Will vesting male friend interest in testator’s house grants life interest, not licence: court

Judge correctly voided condition of will for uncertainty but erred in regarding interest as licence

Will vesting male friend interest in testator’s house grants life interest, not licence: court

The Court of Appeal of Ontario has partially granted an appeal filed by a male friend after finding that a will vesting him an interest in the testator’s house grants him a life interest rather than a licence.

In Barsoski Estate v. Wesley, 2022 ONCA 399, the testator Diane Barsoski died in June 2017. She and the appellant, Robert Wesley, had been close friends for a long time. In her will, the testator ordered the respondent, Susan Ann Carlyle, to hold her house and its contents in London as a home for the appellant during his lifetime. She also created a $500,000 fund to ensure the house would be maintained while the appellant lived there.

Her will also contained a condition that if the applicant no longer intended to live in the house, the fund should be used for his expenses, and the house and its contents should be sold.

An investigation revealed that the appellant had never lived in the house since he worked in Toronto and Sault Ste. Marie. However, he claimed he used the house as his primary residence for matters like his driver’s licence and income tax and spent his weekends there once or twice a month.

In her application with the Ontario Superior Court, the respondent sought to determine two issues: (1) the nature of the proprietary interest in the house granted to the appellant, and (2) whether the condition on the appellant’s interest in the house was void for uncertainty.

The judge found that the will gives the appellant a licence to occupy the house instead of a vested life interest.
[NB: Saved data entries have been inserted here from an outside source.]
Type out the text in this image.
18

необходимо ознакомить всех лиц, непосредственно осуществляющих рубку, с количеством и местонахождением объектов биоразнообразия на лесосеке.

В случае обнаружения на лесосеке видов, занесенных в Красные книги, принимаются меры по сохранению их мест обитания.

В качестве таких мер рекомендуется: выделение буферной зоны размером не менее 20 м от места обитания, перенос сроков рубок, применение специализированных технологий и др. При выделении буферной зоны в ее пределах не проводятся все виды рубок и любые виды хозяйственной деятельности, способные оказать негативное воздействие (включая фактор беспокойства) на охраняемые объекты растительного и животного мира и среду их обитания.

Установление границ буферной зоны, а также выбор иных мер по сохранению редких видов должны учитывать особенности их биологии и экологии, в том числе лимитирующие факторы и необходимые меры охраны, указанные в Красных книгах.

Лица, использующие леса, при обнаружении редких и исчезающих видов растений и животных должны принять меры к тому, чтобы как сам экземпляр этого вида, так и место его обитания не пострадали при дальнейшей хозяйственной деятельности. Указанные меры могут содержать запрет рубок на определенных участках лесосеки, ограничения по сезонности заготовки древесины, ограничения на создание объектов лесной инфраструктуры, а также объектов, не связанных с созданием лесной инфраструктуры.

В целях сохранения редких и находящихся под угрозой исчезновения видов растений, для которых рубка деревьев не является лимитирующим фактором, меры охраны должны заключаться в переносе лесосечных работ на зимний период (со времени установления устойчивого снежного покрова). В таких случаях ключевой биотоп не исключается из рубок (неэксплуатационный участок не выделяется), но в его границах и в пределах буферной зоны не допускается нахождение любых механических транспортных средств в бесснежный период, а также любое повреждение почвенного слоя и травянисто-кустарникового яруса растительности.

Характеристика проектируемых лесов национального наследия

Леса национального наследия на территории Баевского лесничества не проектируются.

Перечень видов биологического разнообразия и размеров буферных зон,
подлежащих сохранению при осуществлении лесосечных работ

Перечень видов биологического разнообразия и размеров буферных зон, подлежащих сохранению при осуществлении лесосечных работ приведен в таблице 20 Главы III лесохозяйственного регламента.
She also found that the interest was given to a friend, not a spouse or common-law spouse, distinguishing it from court decisions relied upon by the respondent.

Moreover, the judge was satisfied that the terms of the condition – if the applicant no longer intended to live in the house, the house and its contents should be sold − created uncertainty since “it was impossible to define, on the terms of this will, what it means to live in the house.” Thus, the entire gift failed.
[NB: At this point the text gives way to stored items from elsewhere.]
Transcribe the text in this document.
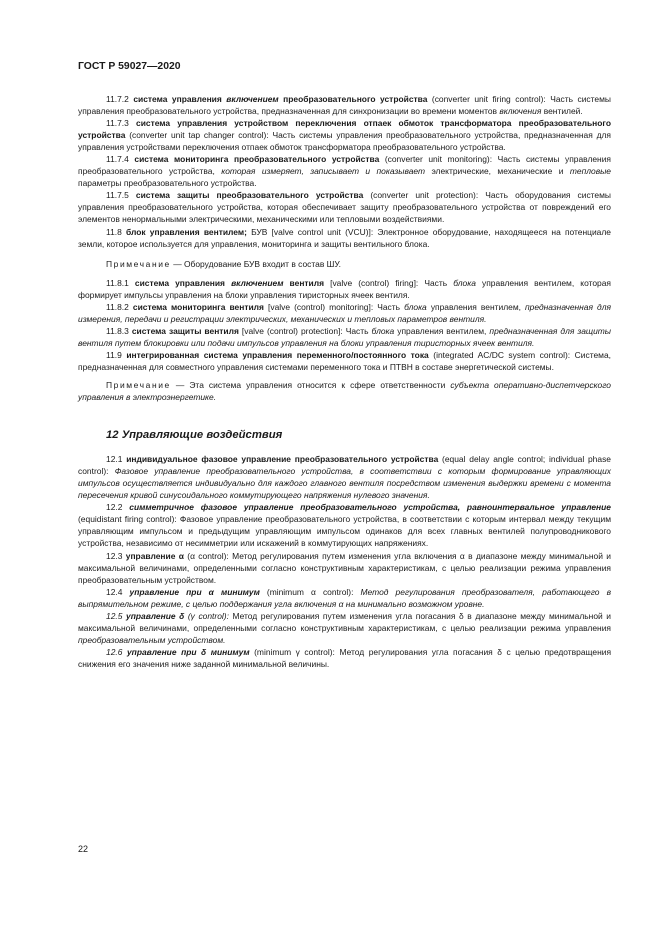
ГОСТ Р 59027—2020

11.7.2 система управления включением преобразовательного устройства (converter unit firing control): Часть системы управления преобразовательного устройства, предназначенная для синхронизации во времени моментов включения вентилей.

11.7.3 система управления устройством переключения отпаек обмоток трансформатора преобразовательного устройства (converter unit tap changer control): Часть системы управления преобразовательного устройства, предназначенная для управления устройствами переключения отпаек обмоток трансформатора преобразовательного устройства.

11.7.4 система мониторинга преобразовательного устройства (converter unit monitoring): Часть системы управления преобразовательного устройства, которая измеряет, записывает и показывает электрические, механические и тепловые параметры преобразовательного устройства.

11.7.5 система защиты преобразовательного устройства (converter unit protection): Часть оборудования системы управления преобразовательного устройства, которая обеспечивает защиту преобразовательного устройства от повреждений его элементов ненормальными электрическими, механическими или тепловыми воздействиями.

11.8 блок управления вентилем; БУВ [valve control unit (VCU)]: Электронное оборудование, находящееся на потенциале земли, которое используется для управления, мониторинга и защиты вентильного блока.

Примечание — Оборудование БУВ входит в состав ШУ.

11.8.1 система управления включением вентиля [valve (control) firing]: Часть блока управления вентилем, которая формирует импульсы управления на блоки управления тиристорных ячеек вентиля.

11.8.2 система мониторинга вентиля [valve (control) monitoring]: Часть блока управления вентилем, предназначенная для измерения, передачи и регистрации электрических, механических и тепловых параметров вентиля.

11.8.3 система защиты вентиля [valve (control) protection]: Часть блока управления вентилем, предназначенная для защиты вентиля путем блокировки или подачи импульсов управления на блоки управления тиристорных ячеек вентиля.

11.9 интегрированная система управления переменного/постоянного тока (integrated AC/DC system control): Система, предназначенная для совместного управления системами переменного тока и ПТВН в составе энергетической системы.

Примечание — Эта система управления относится к сфере ответственности субъекта оперативно-диспетчерского управления в электроэнергетике.

12 Управляющие воздействия

12.1 индивидуальное фазовое управление преобразовательного устройства (equal delay angle control; individual phase control): Фазовое управление преобразовательного устройства, в соответствии с которым формирование управляющих импульсов осуществляется индивидуально для каждого главного вентиля посредством изменения выдержки времени с момента пересечения кривой синусоидального коммутирующего напряжения нулевого значения.

12.2 симметричное фазовое управление преобразовательного устройства, равноинтервальное управление (equidistant firing control): Фазовое управление преобразовательного устройства, в соответствии с которым интервал между текущим управляющим импульсом и предыдущим управляющим импульсом одинаков для всех главных вентилей полупроводникового устройства, независимо от несимметрии или искажений в коммутирующих напряжениях.

12.3 управление α (α control): Метод регулирования путем изменения угла включения α в диапазоне между минимальной и максимальной величинами, определенными согласно конструктивным характеристикам, с целью реализации режима управления преобразовательным устройством.

12.4 управление при α минимум (minimum α control): Метод регулирования преобразователя, работающего в выпрямительном режиме, с целью поддержания угла включения α на минимально возможном уровне.

12.5 управление δ (γ control): Метод регулирования путем изменения угла погасания δ в диапазоне между минимальной и максимальной величинами, определенными согласно конструктивным характеристикам, с целью реализации режима управления преобразовательным устройством.

12.6 управление при δ минимум (minimum γ control): Метод регулирования угла погасания δ с целью предотвращения снижения его значения ниже заданной минимальной величины.

22
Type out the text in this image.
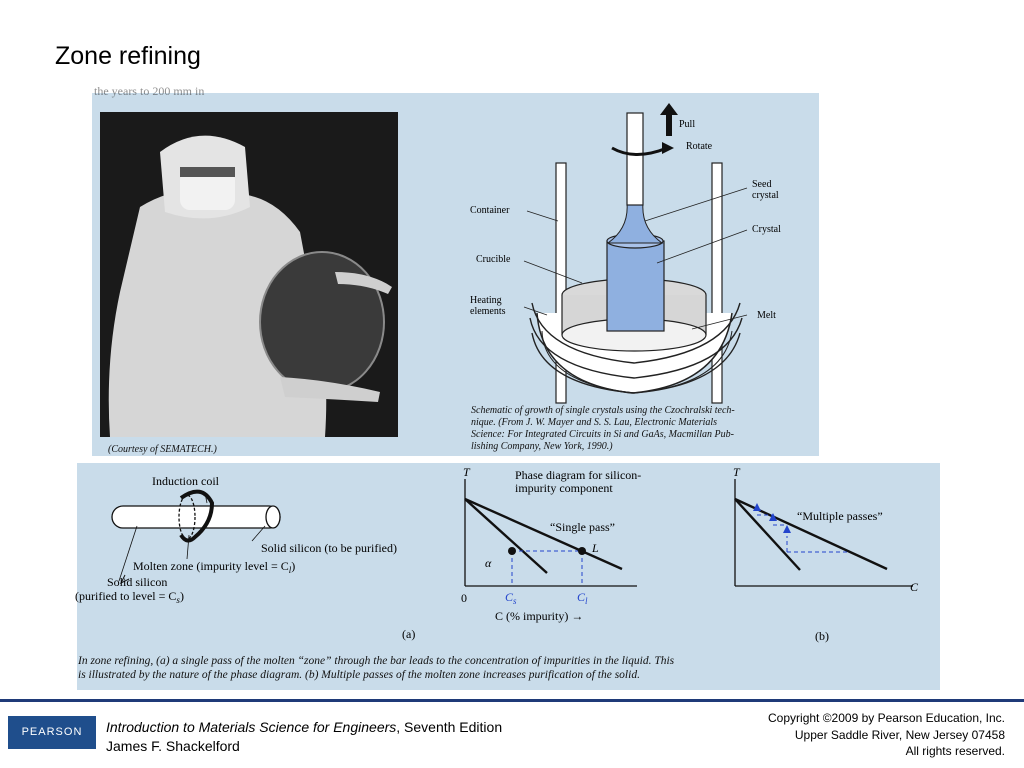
Zone refining
the years to 200 mm in
(Courtesy of SEMATECH.)
Pull
Rotate
Seed
crystal
Container
Crystal
Crucible
Heating
elements	Melt
Schematic of growth of single crystals using the Czochralski tech-
nique. (From J. W. Mayer and S. S. Lau, Electronic Materials
Science: For Integrated Circuits in Si and GaAs, Macmillan Pub-
lishing Company, New York, 1990.)
Induction coil
Solid silicon (to be purified)
Molten zone (impurity level = $C_l$)
Solid silicon
(purified to level = $C_s$)
T	Phase diagram for silicon-
impurity component
“Single pass”
L
α
0	$C_s$	$C_l$
C (% impurity) →
(a)
T
“Multiple passes”
C
(b)
In zone refining, (a) a single pass of the molten “zone” through the bar leads to the concentration of impurities in the liquid. This
is illustrated by the nature of the phase diagram. (b) Multiple passes of the molten zone increases purification of the solid.
PEARSON	Introduction to Materials Science for Engineers, Seventh Edition
James F. Shackelford
Copyright ©2009 by Pearson Education, Inc.
Upper Saddle River, New Jersey 07458
All rights reserved.
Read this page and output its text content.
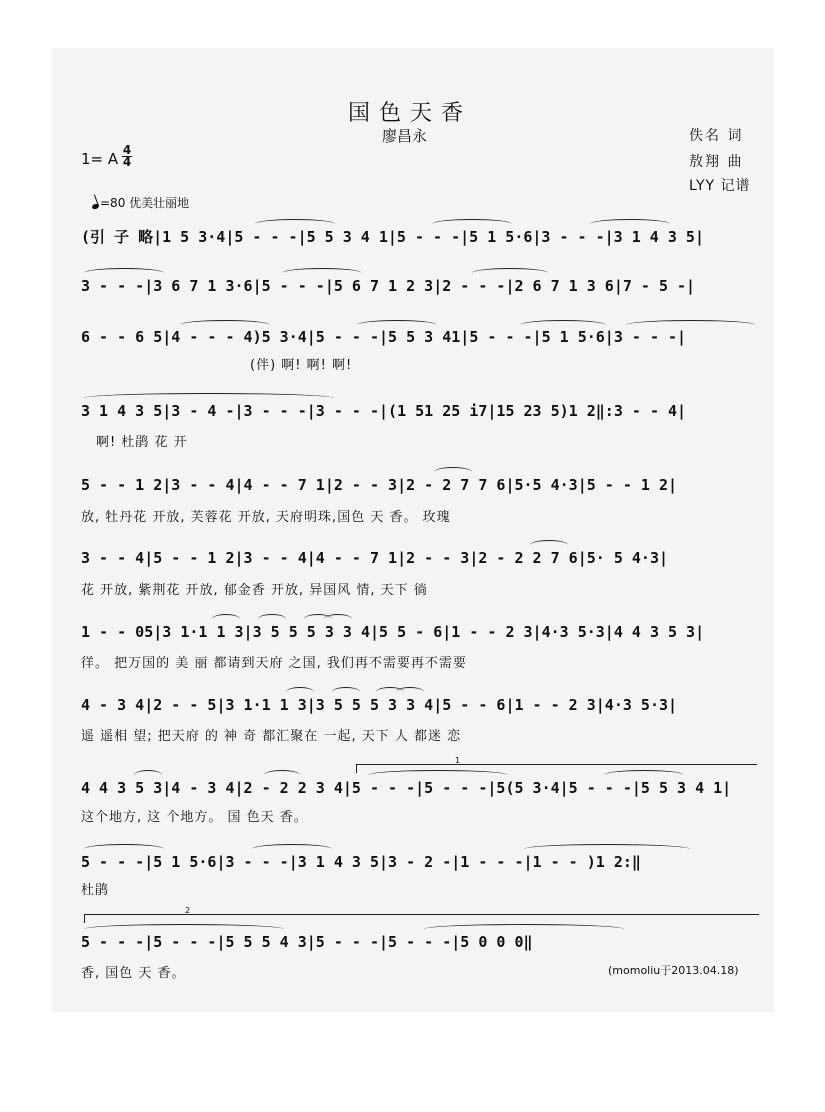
国色天香
廖昌永	佚名 词
敖翔 曲
LYY 记谱
1= A 4
4
=80 优美壮丽地
(引 子 略|1 5 3·4|5 - - -|5 5 3 4 1|5 - - -|5 1 5·6|3 - - -|3 1 4 3 5|
3 - - -|3 6 7 1 3·6|5 - - -|5 6 7 1 2 3|2 - - -|2 6 7 1 3 6|7 - 5 -|
6 - - 6 5|4 - - - 4)5 3·4|5 - - -|5 5 3 41|5 - - -|5 1 5·6|3 - - -|
(伴) 啊! 啊! 啊!
3 1 4 3 5|3 - 4 -|3 - - -|3 - - -|(1 51 25 i7|15 23 5)1 2‖:3 - - 4|
啊! 杜鹃 花 开
5 - - 1 2|3 - - 4|4 - - 7 1|2 - - 3|2 - 2 7 7 6|5·5 4·3|5 - - 1 2|
放, 牡丹花 开放, 芙蓉花 开放, 天府明珠,国色 天 香。 玫瑰
3 - - 4|5 - - 1 2|3 - - 4|4 - - 7 1|2 - - 3|2 - 2 2 7 6|5· 5 4·3|
花 开放, 紫荆花 开放, 郁金香 开放, 异国风 情, 天下 徜
1 - - 05|3 1·1 1 3|3 5 5 5 3 3 4|5 5 - 6|1 - - 2 3|4·3 5·3|4 4 3 5 3|
徉。 把万国的 美 丽 都请到天府 之国, 我们再不需要再不需要
4 - 3 4|2 - - 5|3 1·1 1 3|3 5 5 5 3 3 4|5 - - 6|1 - - 2 3|4·3 5·3|
遥 遥相 望; 把天府 的 神 奇 都汇聚在 一起, 天下 人 都迷 恋
1
4 4 3 5 3|4 - 3 4|2 - 2 2 3 4|5 - - -|5 - - -|5(5 3·4|5 - - -|5 5 3 4 1|
这个地方, 这 个地方。 国 色天 香。
5 - - -|5 1 5·6|3 - - -|3 1 4 3 5|3 - 2 -|1 - - -|1 - - )1 2:‖
杜鹃
2
5 - - -|5 - - -|5 5 5 4 3|5 - - -|5 - - -|5 0 0 0‖
香, 国色 天 香。	(momoliu于2013.04.18)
In his appeal, the appellant argued that the judge erred in concluding that the will be intended to grant him a licence in the house instead of a life interest and that the entire gift failed due to the uncertainty of the condition.

In partially granting the appeal, the Court of Appeal ruled that while the judge correctly found that the condition was void for uncertainty, she erred in her finding that the interest bestowed was a licence instead of a life interest.

According to the court, the judge erred in principle by distinguishing the present case from those in which interests were granted to a spouse or common-law spouse rather than a friend.

First, the court determined that the judge failed to consider the evidence that the testator and the appellant were close friends who regarded each other as family.

“This evidence was noted by the judge and was not disputed by the parties,” Justice Alison Harvison Young wrote. “The appellant affirms that the testator advised him that he could live in her house on his retirement to remember her love for the rest of his life.”

Second, in excluding the appellant’s relationship with the testator from the categories of family members, the court ruled that the judge relied on and contributed to the “perpetuation of a now outmoded and exclusionary view of family.”

“Family relationships can exist when there is neither marriage nor a parent-child ancestral relationship,” Harvison Young wrote. “Unmarried couples of the opposite sex or same sex may be regarded as members of the same family for social or legal purposes.”

Third, given the uncontested evidence that the testator regarded the appellant as family, the court held that there appeared no reason not to affect her choice since testamentary freedom continues to operate as an underlying principle in the law.

 “Treating this will differently than it would have been treated had the testator and the appellant been romantic partners violates that principle unnecessarily by failing to give effect to the context as the testator saw it,” Harvison Young wrote.

Fourth, the court found that the judge’s decision “effectively ignored that courts have given effect to life interests to friends.”

“In this modern age, there is no basis for any presumption favouring a license rather than a life interest when the intended beneficiary is a friend,” Harvison Young wrote.

However, the court had not seen any error in the judge’s conclusion that the terms created a condition subsequent and that the condition was void for uncertainty.

The court said that given her knowledge that the applicant would not be living in the house due to his employment outside London, the evidence supported the premise that the testator contemplated that the terms were after the vesting of the gift.

“Accordingly, the condition must be construed as a condition subsequent because she could not have intended that her gift would come to its natural end as soon as it vested,” Harvison Young wrote.

The court concluded that the condition subsequent was not integral to the interest granted to the appellant, and therefore, the gift “survives free and clear of any condition.”